I initially built up my portfolio from my real estate photography work and, from there, moved on to servicing architects and big construction companies.
And sometimes I get to photograph a safari lodge in my beloved African bush!
These days I get more and more requests to do corporate lifestyle and environmental portrait photography, where working one-on-one with people is a very exhilarating and satisfying experience.
Would you like to describe what you have inside your camera bag and what purpose each of the items serves within the context of your work?
My main camera is the Olympus OM-D E-M1 Mark II with the M.Zuiko 12-40mm F2.8 PRO Lens – I use this for 99% of my photographic work.
My backup camera is the E-M1 Mark I with the M.Zuiko 12mm F2 lens.
I also own the 45mm F1.8, 60mm F2.8 and 40-150mm F2.8 PRO lenses.
2 flash units (with off-camera receivers & transmitters), batteries, cleaning gear, and a DJI Mini 2 take up the rest of my camera bag.
When did the switch to the M43 system take place, and what were the reasons that led you to choose Olympus?
The section above is why I switched to the Olympus M43 system 10 years ago. You can fit 2 camera bodies, several lenses, 2 flash units, a laptop, an iPad AND a drone into your on-board camera bag – PERFECT for work travelling!
And I walk long distances during my architectural shoots – having a small camera body and lens, with super image quality, assists tremendously in the search for those perfect angles and shots.
As Olympus, through OM System, is in the process of starting a whole new life cycle, is there any piece of equipment you would especially like to see developed, or any area in particular?
A tilt and shift wide-angle lens would be interesting in my line of work, but limited potential sales, could understandably be an obstacle to the development.
Otherwise, an ultra-wide lens, small in built with superb optical image quality, that absolutely captures every ounce of available light in a scene, resulting in magnificently big and bright images – not a huge ask at all! And, oh yes, the camera that goes with that – image quality for me is it.

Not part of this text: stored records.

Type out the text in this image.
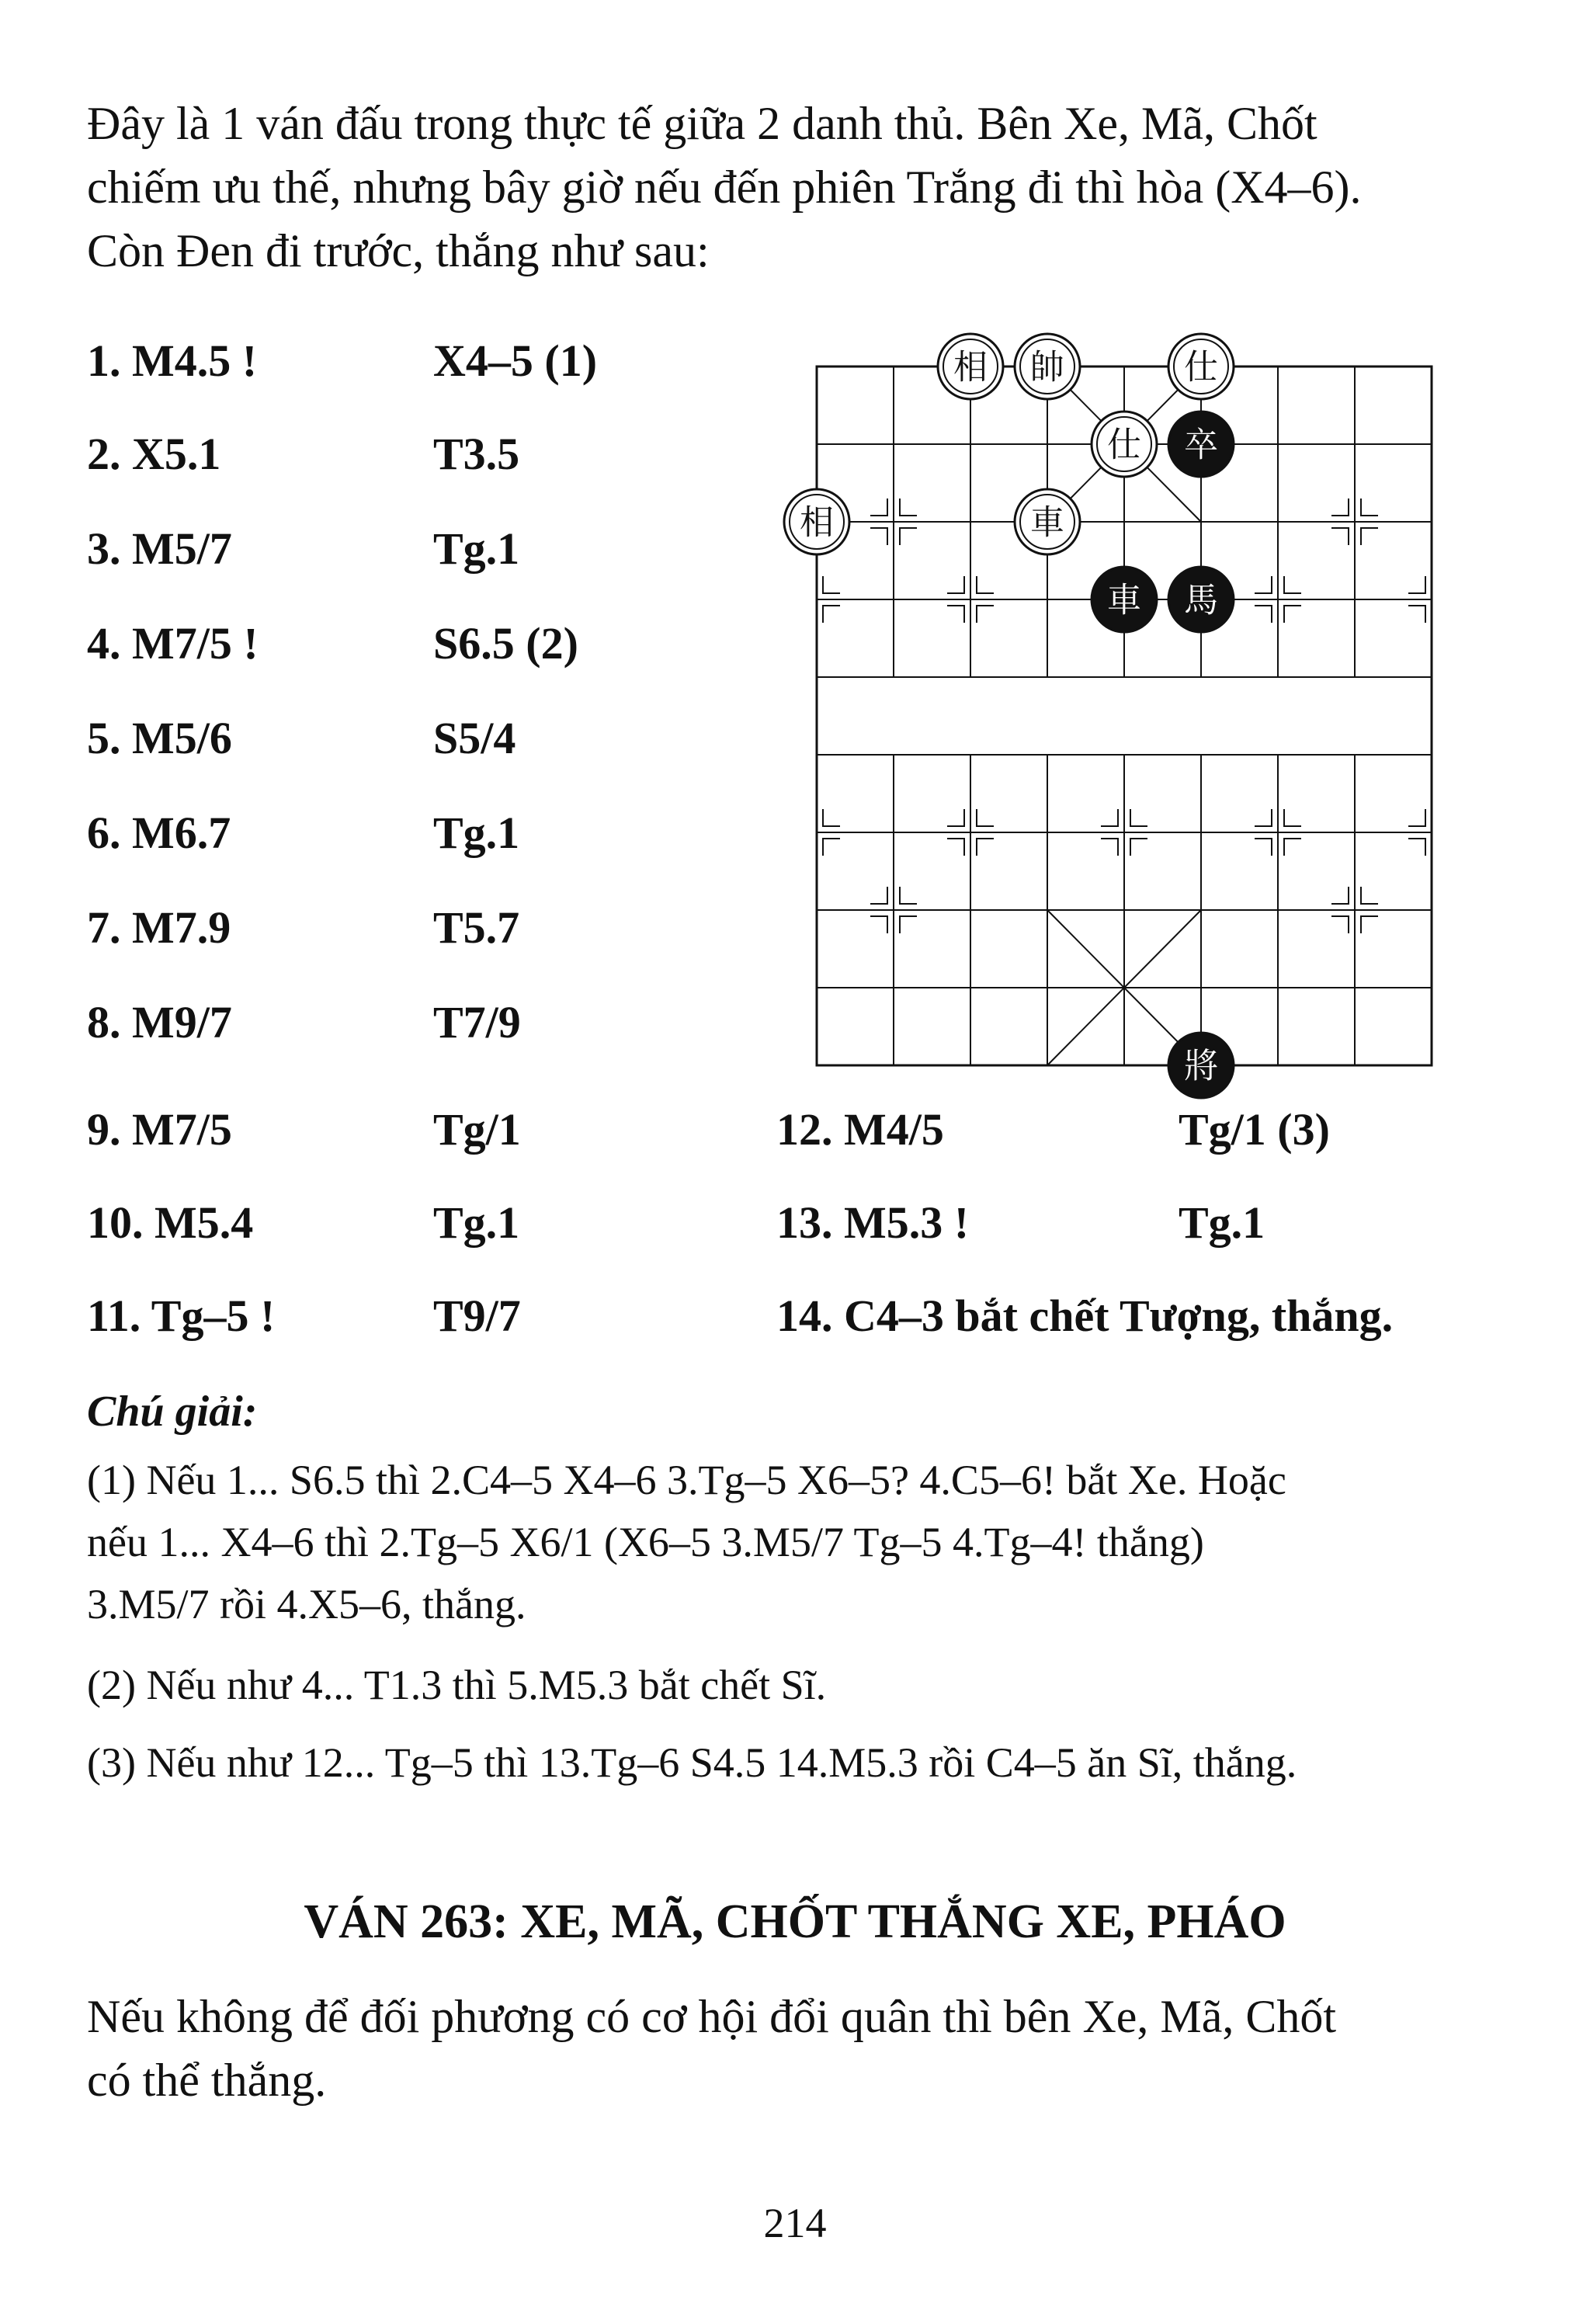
Đây là 1 ván đấu trong thực tế giữa 2 danh thủ. Bên Xe, Mã, Chốt

chiếm ưu thế, nhưng bây giờ nếu đến phiên Trắng đi thì hòa (X4–6).

Còn Đen đi trước, thắng như sau:

1. M4.5 !	X4–5 (1)
2. X5.1	T3.5
3. M5/7	Tg.1
4. M7/5 !	S6.5 (2)
5. M5/6	S5/4
6. M6.7	Tg.1
7. M7.9	T5.7
8. M9/7	T7/9
9. M7/5	Tg/1
10. M5.4	Tg.1
11. Tg–5 !	T9/7
12. M4/5	Tg/1 (3)
13. M5.3 !	Tg.1
14. C4–3 bắt chết Tượng, thắng.
相 帥	仕
仕 卒
相	車
車 馬
將
Chú giải:
(1) Nếu 1... S6.5 thì 2.C4–5 X4–6 3.Tg–5 X6–5? 4.C5–6! bắt Xe. Hoặc
nếu 1... X4–6 thì 2.Tg–5 X6/1 (X6–5 3.M5/7 Tg–5 4.Tg–4! thắng)
3.M5/7 rồi 4.X5–6, thắng.
(2) Nếu như 4... T1.3 thì 5.M5.3 bắt chết Sĩ.
(3) Nếu như 12... Tg–5 thì 13.Tg–6 S4.5 14.M5.3 rồi C4–5 ăn Sĩ, thắng.
VÁN 263: XE, MÃ, CHỐT THẮNG XE, PHÁO

Nếu không để đối phương có cơ hội đổi quân thì bên Xe, Mã, Chốt

có thể thắng.

214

Thanks again, Franz, for this opportunity. To conclude, what advice would you like to give to the new generation, passionate about photography, and aspiring to become professionals one day?
Truly love what you do – to have excitement (rather than dread) in your heart for an upcoming shoot, time after time after time, will lead to excellence and longevity of your work, as a professional photographer.
Learn and embrace business knowledge – wonderful creative work is definitely not enough to help you survive. A big lesson is: the money is not in the bank, if it is not in the bank. Don’t start spending based on possible future projects.
The latest and greatest in gear is definitely not necessary – I still use the E-M1 Mark II and used the Mark I until recently.
Learn (and continually learn) new photo techniques and to excel at editing – it can make a huge difference in strikingly portraying your work.
Research and approach your potential clients (initially they won’t find you) with carefully curated e-mail communication – not a mass e-mail blast.
Don’t quote too low on projects, but make it easy for your potential clients to communicate with you, regarding what pricing they can afford and are willing to spend. Add the following in your e-mail: “Please let me know if the quote falls within the intended budget for the shoot…”
And, of course, enjoy what you do – it will show.
“I was born in Pretoria, South Africa, more than 50 years ago & I’m still here! Absolutely love the wildlife and nature of South Africa, especially the Kruger National Park – the moment you traverse the soil there, its true peace latches on to your soul. On the complete other side of the spectrum, I’m also a big techno junkie. I was 10 years old when Star Wars debuted in the cinemas, I had an Atari Pong television game console, and I’m still a big PC game fan.”